Four months ago (July 5th), I received an acceptance letter from the ID2ID Program Advisory Committee, marking the beginning of my participation in the 2017-2018 ID2ID Cross-Institutional Peer Mentoring Program for Instructional Designers (ID2ID, a partnership between the Pennsylvania State University (PSU) and the EDUCAUSE Learning Initiative). Being a buddy in this program, I (firstname.lastname@example.org) was paired up with Jackie Sabol (email@example.com), an Instructional Designer (ID) with the Penn State University’s Teaching and Learning with Technology (TLT) unit. During the past few months, Jackie and I have been meeting regularly via Zoom to share thoughts and ideas about instructional design theory and practice.
Good News. One of the best things in my buddy experience so far is the opportunity for us to share career growth and development with each other. When I joined this program, I was working as an Instructional Designer at the Office of Academic Effectiveness and Educational Technologies at the Fort Lewis College in Durango, Colorado. Shortly after the beginning of the buddy program (exactly three months ago today!), I received an important opportunity to interview for my dream job. Two months later, I became an Instructional Design Specialist at the Office of Information Technology at the University of Tennessee, Knoxville (UT). I am very grateful for all the encouragement and support from my buddy Jackie all along my new job search. It was such a special moment to be able to share the good news of my job change with Jackie when I finally received the offer. Career development discussions has remained one of the hot topics in our communications, which has been greatly beneficial to both of us.
AHA Moments. Through our regular meetings, Jackie and I have been discussing each other’s roles, giving tours of each other’s work environment, facilities and services (e.g., the Penn State One-Button Studio, the UT Faculty First Program), comparing facts between Penn State and UT, and most importantly, sharing resources related to our individual job tasks; for example, the OER resources for the preparation of my OER workshop in Spring 2018. This information exchange process is particularly helpful to me, since I am a relatively new instructional designer. These discussions not only enlarged my limited horizon to a great extent in the Instructional Design (ID) field, but also provided helpful guides to my projects in progress.

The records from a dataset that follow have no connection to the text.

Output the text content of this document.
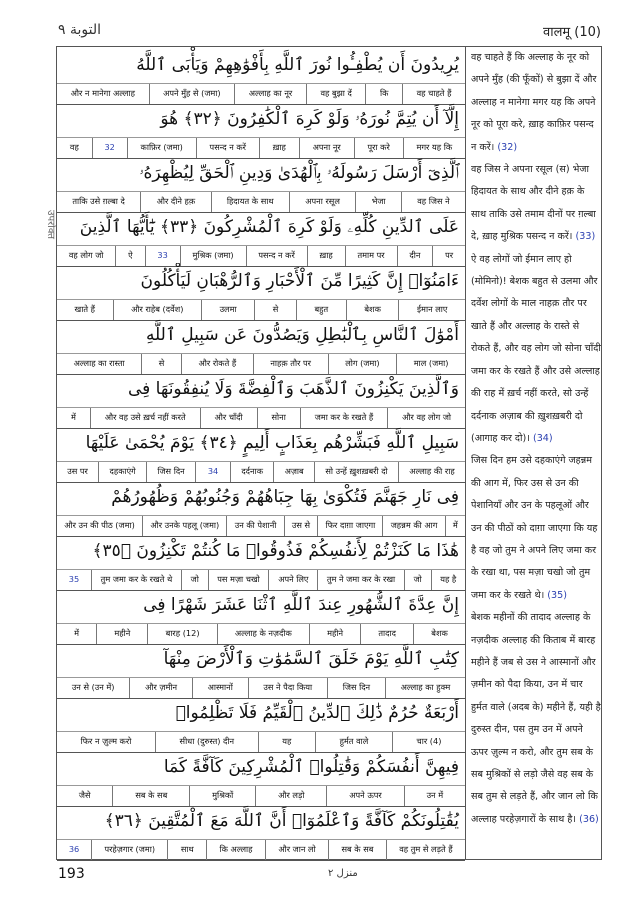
التوبة ٩	वालमू (10)
उपरोक्त
يُرِيدُونَ أَن يُطْفِـُٔوا نُورَ ٱللَّهِ بِأَفْوَٰهِهِمْ وَيَأْبَى ٱللَّهُ
वह चाहते हैं
कि
वह बुझा दें
अल्लाह का नूर
अपने मुँह से (जमा)
और न मानेगा अल्लाह
إِلَّآ أَن يُتِمَّ نُورَهُۥ وَلَوْ كَرِهَ ٱلْكَٰفِرُونَ ﴿٣٢﴾ هُوَ
मगर यह कि
पूरा करे
अपना नूर
ख़ाह
पसन्द न करें
काफ़िर (जमा)
32
वह
ٱلَّذِىٓ أَرْسَلَ رَسُولَهُۥ بِٱلْهُدَىٰ وَدِينِ ٱلْحَقِّ لِيُظْهِرَهُۥ
वह जिस ने
भेजा
अपना रसूल
हिदायत के साथ
और दीने हक़
ताकि उसे ग़ल्बा दे
عَلَى ٱلدِّينِ كُلِّهِۦ وَلَوْ كَرِهَ ٱلْمُشْرِكُونَ ﴿٣٣﴾ يَٰٓأَيُّهَا ٱلَّذِينَ
पर
दीन
तमाम पर
ख़ाह
पसन्द न करें
मुश्रिक (जमा)
33
ऐ
वह लोग जो
ءَامَنُوٓا۟ إِنَّ كَثِيرًا مِّنَ ٱلْأَحْبَارِ وَٱلرُّهْبَانِ لَيَأْكُلُونَ
ईमान लाए
बेशक
बहुत
से
उलमा
और राहेब (दर्वेश)
खाते हैं
أَمْوَٰلَ ٱلنَّاسِ بِٱلْبَٰطِلِ وَيَصُدُّونَ عَن سَبِيلِ ٱللَّهِ
माल (जमा)
लोग (जमा)
नाहक़ तौर पर
और रोकते हैं
से
अल्लाह का रास्ता
وَٱلَّذِينَ يَكْنِزُونَ ٱلذَّهَبَ وَٱلْفِضَّةَ وَلَا يُنفِقُونَهَا فِى
और वह लोग जो
जमा कर के रखते हैं
सोना
और चाँदी
और वह उसे ख़र्च नहीं करते
में
سَبِيلِ ٱللَّهِ فَبَشِّرْهُم بِعَذَابٍ أَلِيمٍ ﴿٣٤﴾ يَوْمَ يُحْمَىٰ عَلَيْهَا
अल्लाह की राह
सो उन्हें ख़ुशख़बरी दो
अज़ाब
दर्दनाक
34
जिस दिन
दहकाएंगे
उस पर
فِى نَارِ جَهَنَّمَ فَتُكْوَىٰ بِهَا جِبَاهُهُمْ وَجُنُوبُهُمْ وَظُهُورُهُمْ
में
जहन्नम की आग
फिर दाग़ा जाएगा
उस से
उन की पेशानी
और उनके पहलू (जमा)
और उन की पीठ (जमा)
هَٰذَا مَا كَنَزْتُمْ لِأَنفُسِكُمْ فَذُوقُوا۟ مَا كُنتُمْ تَكْنِزُونَ ﴿٣٥﴾
यह है
जो
तुम ने जमा कर के रखा
अपने लिए
पस मज़ा चखो
जो
तुम जमा कर के रखते थे
35
إِنَّ عِدَّةَ ٱلشُّهُورِ عِندَ ٱللَّهِ ٱثْنَا عَشَرَ شَهْرًا فِى
बेशक
तादाद
महीने
अल्लाह के नज़दीक
बारह (12)
महीने
में
كِتَٰبِ ٱللَّهِ يَوْمَ خَلَقَ ٱلسَّمَٰوَٰتِ وَٱلْأَرْضَ مِنْهَآ
अल्लाह का हुक्म
जिस दिन
उस ने पैदा किया
आस्मानों
और ज़मीन
उन से (उन में)
أَرْبَعَةٌ حُرُمٌ ذَٰلِكَ ٱلدِّينُ ٱلْقَيِّمُ فَلَا تَظْلِمُوا۟
चार (4)
हुर्मत वाले
यह
सीधा (दुरुस्त) दीन
फिर न ज़ुल्म करो
فِيهِنَّ أَنفُسَكُمْ وَقَٰتِلُوا۟ ٱلْمُشْرِكِينَ كَآفَّةً كَمَا
उन में
अपने ऊपर
और लड़ो
मुश्रिकों
सब के सब
जैसे
يُقَٰتِلُونَكُمْ كَآفَّةً وَٱعْلَمُوٓا۟ أَنَّ ٱللَّهَ مَعَ ٱلْمُتَّقِينَ ﴿٣٦﴾
वह तुम से लड़ते हैं
सब के सब
और जान लो
कि अल्लाह
साथ
परहेज़गार (जमा)
36
वह चाहते हैं कि अल्लाह के नूर को अपने मुँह (की फूँकों) से बुझा दें और अल्लाह न मानेगा मगर यह कि अपने नूर को पूरा करे, ख़ाह काफ़िर पसन्द न करें। (32)
वह जिस ने अपना रसूल (स) भेजा हिदायत के साथ और दीने हक़ के साथ ताकि उसे तमाम दीनों पर ग़ल्बा दे, ख़ाह मुश्रिक पसन्द न करें। (33)
ऐ वह लोगों जो ईमान लाए हो (मोमिनो)! बेशक बहुत से उलमा और दर्वेश लोगों के माल नाहक़ तौर पर खाते हैं और अल्लाह के रास्ते से रोकते हैं, और वह लोग जो सोना चाँदी जमा कर के रखते हैं और उसे अल्लाह की राह में ख़र्च नहीं करते, सो उन्हें दर्दनाक अज़ाब की ख़ुशख़बरी दो (आगाह कर दो)। (34)
जिस दिन हम उसे दहकाएंगे जहन्नम की आग में, फिर उस से उन की पेशानियाँ और उन के पहलूओं और उन की पीठों को दाग़ा जाएगा कि यह है वह जो तुम ने अपने लिए जमा कर के रखा था, पस मज़ा चखो जो तुम जमा कर के रखते थे। (35)
बेशक महीनों की तादाद अल्लाह के नज़दीक अल्लाह की किताब में बारह महीने हैं जब से उस ने आस्मानों और ज़मीन को पैदा किया, उन में चार हुर्मत वाले (अदब के) महीने हैं, यही है दुरुस्त दीन, पस तुम उन में अपने ऊपर ज़ुल्म न करो, और तुम सब के सब मुश्रिकों से लड़ो जैसे वह सब के सब तुम से लड़ते हैं, और जान लो कि अल्लाह परहेज़गारों के साथ है। (36)
193	منزل ٢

Concerns. The biggest concern for both of us so far is how to manage our time more effectively. From time to time, it becomes especially difficult to maintain our regular meeting schedule, alongside all the ongoing projects and tasks in our daily work. Jackie and I have been exploring and sharing different techniques and strategies of time management (e.g., the Bullet Journal system). Our goal is to work smarter through learning from each other.
Opportunities. I was very excited with all the potentials when I joined this program, and so far, it has met (if not yet gone beyond) my expectations very well. All the discussions and posts in our Google+ Communities as well as the webinar series (Synthesizing TPACK and SAMR Frameworks and Humanizing Your Online Course) and other ID2ID Zoom sessions have been bringing me inspirations on various topics in ID, from assessment to accessibility, from collaboration opportunities to job postings.
I look forward to the next stage of this great ID peer mentoring program.